Kedua, jika kalimat tersebut diucapkan karena ketidakmengertian orang awam akan konsekuensinya dan tidak berniat nadzar, maka tidak menjadi kurban wajib. Dalam hal ini syari’at Islam mentolerir perbuatan dan perkataan orang awam tadi. (Muhammad bin Ahmad bin Umar asy Syathiri, Syarh al Yaqut an Nafis, Dar al Manhaj, Hal. 825; Abd al Hamid asy Syirwani, Hasyiyah asy Syirwani, Dar al Fikr, Vol. 9, Hal. 403)

Menurut Syaikh Abdullah bin Muhammad Baqusyair dan Sayyid Umar Bashri dalam Qolaid al Kharaid juz 2 hal. 384-385, apabila bertujuan memberi kabar bahwa hewan tersebut adalah kurban sunah, maka menjadi kurban sunah.

Zakariya al Anshari dalam kitab Fathul Wahab bependapat:

ويسن أن يذبح الأضحية رجل بنفسه إن أحسن الذبح وأن يشهدها من كل به لأن صلى الله عليه وسلم ضحى بنفسه رواه الشيخان وقال لفاطمة قومي إلى أضحيتك فاشهديها فإنه بأول قطرة من دمها يغفر لك ما سلف من ذنوبك رواه الحاكم وصحح إسناده

“Disunahkan menyembelih hewan kurban sendiri bila ia pandai menyembelih dan dianjurkan pula menyaksikan proses penyembelihan bila diwakilkan, sebagaimana terdapat di riwayat Bukhari-Muslim. Rasulullah SAW bersabda kepada Fatimah RA: pergilah untuk melihat penyembelihan kurbanku, karena pada tetes darah pertama akan diampuni dosamu yang telah berlalu.

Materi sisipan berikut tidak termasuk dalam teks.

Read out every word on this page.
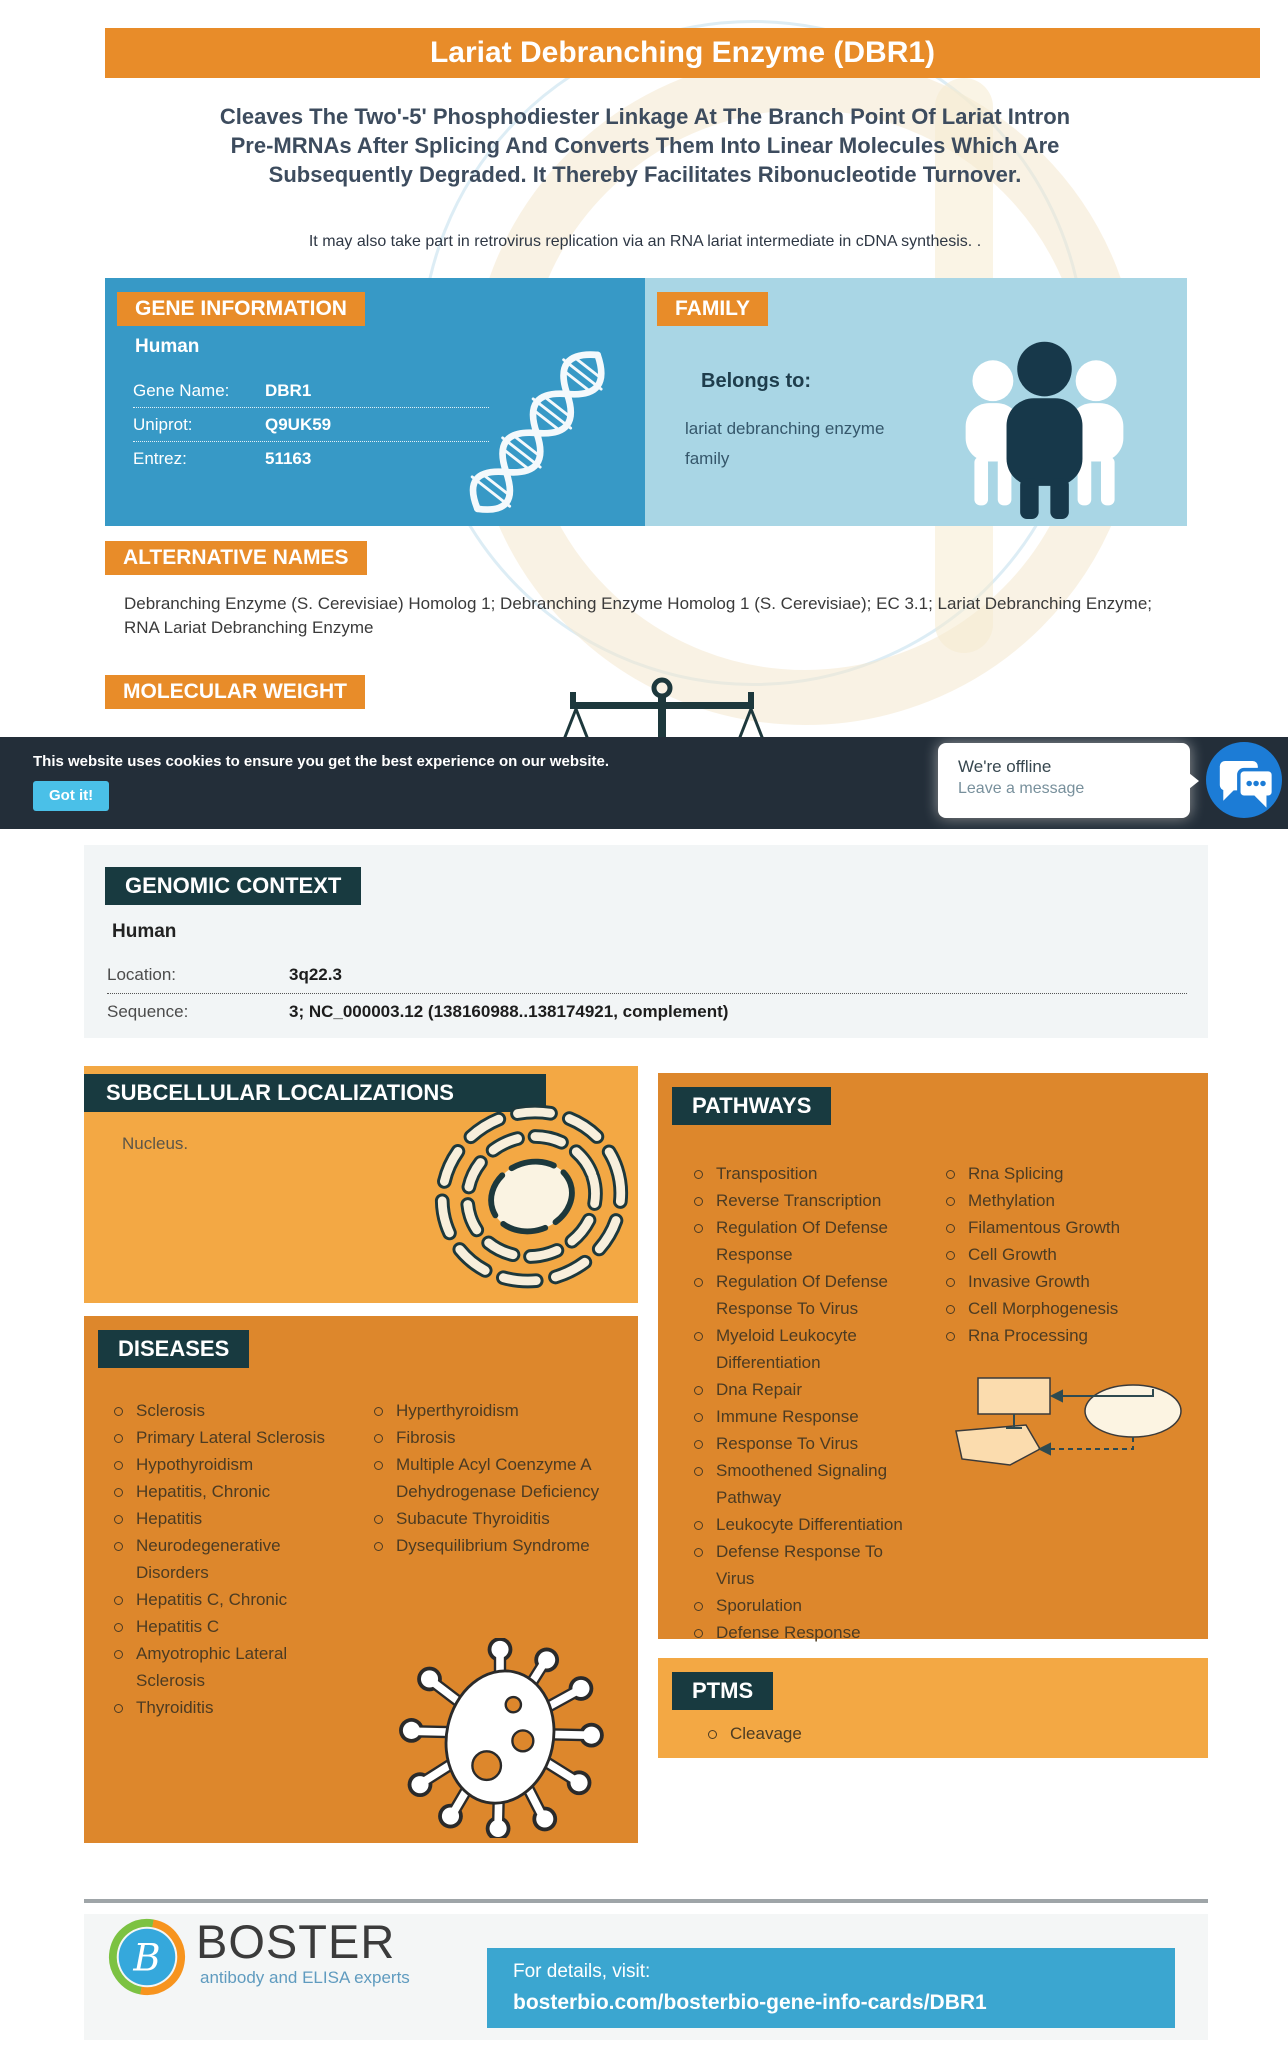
Lariat Debranching Enzyme (DBR1)
Cleaves The Two'-5' Phosphodiester Linkage At The Branch Point Of Lariat Intron
Pre-MRNAs After Splicing And Converts Them Into Linear Molecules Which Are
Subsequently Degraded. It Thereby Facilitates Ribonucleotide Turnover.
It may also take part in retrovirus replication via an RNA lariat intermediate in cDNA synthesis. .
GENE INFORMATION
Human
Gene Name:	DBR1
Uniprot:	Q9UK59
Entrez:	51163
FAMILY
Belongs to:
lariat debranching enzyme family
ALTERNATIVE NAMES
Debranching Enzyme (S. Cerevisiae) Homolog 1; Debranching Enzyme Homolog 1 (S. Cerevisiae); EC 3.1; Lariat Debranching Enzyme; RNA Lariat Debranching Enzyme
MOLECULAR WEIGHT
This website uses cookies to ensure you get the best experience on our website.
Got it!
We're offline
Leave a message
GENOMIC CONTEXT
Human
Location:	3q22.3
Sequence:	3; NC_000003.12 (138160988..138174921, complement)
SUBCELLULAR LOCALIZATIONS
Nucleus.
PATHWAYS
Transposition
Reverse Transcription
Regulation Of Defense Response
Regulation Of Defense Response To Virus
Myeloid Leukocyte Differentiation
Dna Repair
Immune Response
Response To Virus
Smoothened Signaling Pathway
Leukocyte Differentiation
Defense Response To Virus
Sporulation
Defense Response
Rna Splicing
Methylation
Filamentous Growth
Cell Growth
Invasive Growth
Cell Morphogenesis
Rna Processing
DISEASES
Sclerosis
Primary Lateral Sclerosis
Hypothyroidism
Hepatitis, Chronic
Hepatitis
Neurodegenerative Disorders
Hepatitis C, Chronic
Hepatitis C
Amyotrophic Lateral Sclerosis
Thyroiditis
Hyperthyroidism
Fibrosis
Multiple Acyl Coenzyme A Dehydrogenase Deficiency
Subacute Thyroiditis
Dysequilibrium Syndrome
PTMS
Cleavage
B BOSTER
antibody and ELISA experts	For details, visit:
bosterbio.com/bosterbio-gene-info-cards/DBR1
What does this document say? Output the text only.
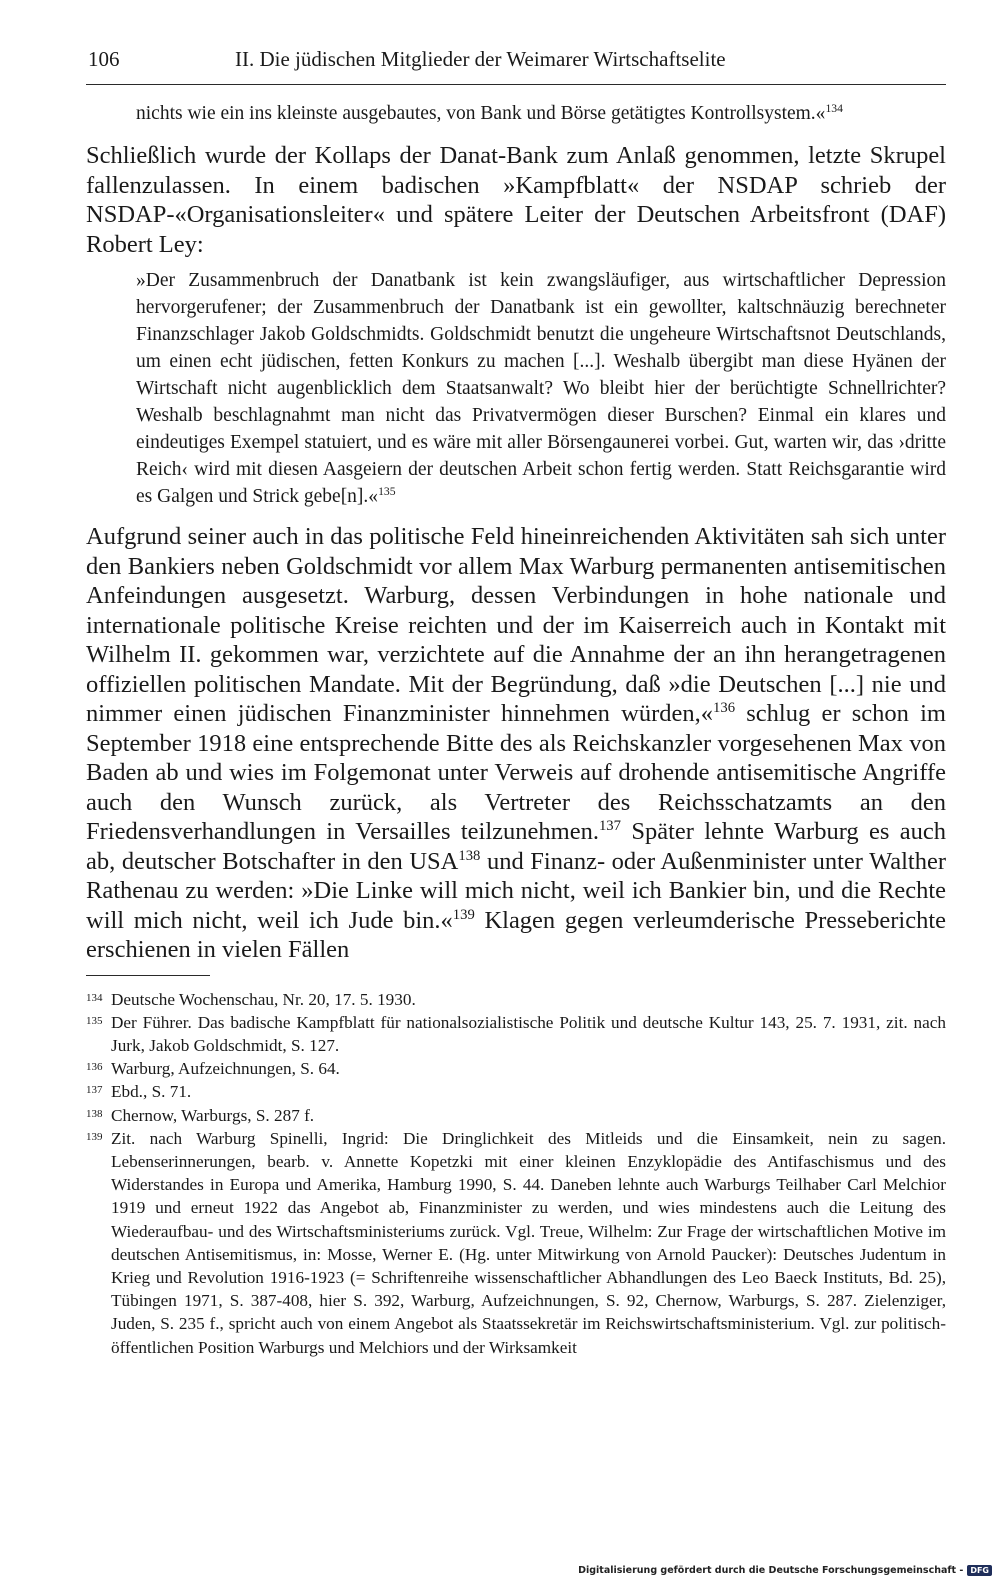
106	II. Die jüdischen Mitglieder der Weimarer Wirtschaftselite

nichts wie ein ins kleinste ausgebautes, von Bank und Börse getätigtes Kontrollsystem.«$^{134}$

Schließlich wurde der Kollaps der Danat-Bank zum Anlaß genommen, letzte Skrupel fallenzulassen. In einem badischen »Kampfblatt« der NSDAP schrieb der NSDAP-«Organisationsleiter« und spätere Leiter der Deutschen Arbeitsfront (DAF) Robert Ley:

»Der Zusammenbruch der Danatbank ist kein zwangsläufiger, aus wirtschaftlicher Depression hervorgerufener; der Zusammenbruch der Danatbank ist ein gewollter, kaltschnäuzig berechneter Finanzschlager Jakob Goldschmidts. Goldschmidt benutzt die ungeheure Wirtschaftsnot Deutschlands, um einen echt jüdischen, fetten Konkurs zu machen [...]. Weshalb übergibt man diese Hyänen der Wirtschaft nicht augenblicklich dem Staatsanwalt? Wo bleibt hier der berüchtigte Schnellrichter? Weshalb beschlagnahmt man nicht das Privatvermögen dieser Burschen? Einmal ein klares und eindeutiges Exempel statuiert, und es wäre mit aller Börsengaunerei vorbei. Gut, warten wir, das ›dritte Reich‹ wird mit diesen Aasgeiern der deutschen Arbeit schon fertig werden. Statt Reichsgarantie wird es Galgen und Strick gebe[n].«$^{135}$

Aufgrund seiner auch in das politische Feld hineinreichenden Aktivitäten sah sich unter den Bankiers neben Goldschmidt vor allem Max Warburg permanenten antisemitischen Anfeindungen ausgesetzt. Warburg, dessen Verbindungen in hohe nationale und internationale politische Kreise reichten und der im Kaiserreich auch in Kontakt mit Wilhelm II. gekommen war, verzichtete auf die Annahme der an ihn herangetragenen offiziellen politischen Mandate. Mit der Begründung, daß »die Deutschen [...] nie und nimmer einen jüdischen Finanzminister hinnehmen würden,«$^{136}$ schlug er schon im September 1918 eine entsprechende Bitte des als Reichskanzler vorgesehenen Max von Baden ab und wies im Folgemonat unter Verweis auf drohende antisemitische Angriffe auch den Wunsch zurück, als Vertreter des Reichsschatzamts an den Friedensverhandlungen in Versailles teilzunehmen.$^{137}$ Später lehnte Warburg es auch ab, deutscher Botschafter in den USA$^{138}$ und Finanz- oder Außenminister unter Walther Rathenau zu werden: »Die Linke will mich nicht, weil ich Bankier bin, und die Rechte will mich nicht, weil ich Jude bin.«$^{139}$ Klagen gegen verleumderische Presseberichte erschienen in vielen Fällen

134 Deutsche Wochenschau, Nr. 20, 17. 5. 1930.

135 Der Führer. Das badische Kampfblatt für nationalsozialistische Politik und deutsche Kultur 143, 25. 7. 1931, zit. nach Jurk, Jakob Goldschmidt, S. 127.

136 Warburg, Aufzeichnungen, S. 64.

137 Ebd., S. 71.

138 Chernow, Warburgs, S. 287 f.

139 Zit. nach Warburg Spinelli, Ingrid: Die Dringlichkeit des Mitleids und die Einsamkeit, nein zu sagen. Lebenserinnerungen, bearb. v. Annette Kopetzki mit einer kleinen Enzyklopädie des Antifaschismus und des Widerstandes in Europa und Amerika, Hamburg 1990, S. 44. Daneben lehnte auch Warburgs Teilhaber Carl Melchior 1919 und erneut 1922 das Angebot ab, Finanzminister zu werden, und wies mindestens auch die Leitung des Wiederaufbau- und des Wirtschaftsministeriums zurück. Vgl. Treue, Wilhelm: Zur Frage der wirtschaftlichen Motive im deutschen Antisemitismus, in: Mosse, Werner E. (Hg. unter Mitwirkung von Arnold Paucker): Deutsches Judentum in Krieg und Revolution 1916-1923 (= Schriftenreihe wissenschaftlicher Abhandlungen des Leo Baeck Instituts, Bd. 25), Tübingen 1971, S. 387-408, hier S. 392, Warburg, Aufzeichnungen, S. 92, Chernow, Warburgs, S. 287. Zielenziger, Juden, S. 235 f., spricht auch von einem Angebot als Staatssekretär im Reichswirtschaftsministerium. Vgl. zur politisch-öffentlichen Position Warburgs und Melchiors und der Wirksamkeit

Digitalisierung gefördert durch die Deutsche Forschungsgemeinschaft - DFG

Hadits ini diriwayatkan oleh al Hakim dan sanadnya shahih.”

Sebaiknya, penyembelihan hewan kurban dilakukan sendiri, sebagaimana dicontohkan oleh Rasulullah SAW. Ini menjadi anjuran selama orang yang berkurban pandai dan mampu menyembelih sendiri. Disunnahkan melihat sendiri prosesi penyembelihan hingga selesai bila diwakilkan kepada orang lain atau panitia kurban. (Redaksi/Yusuf A.)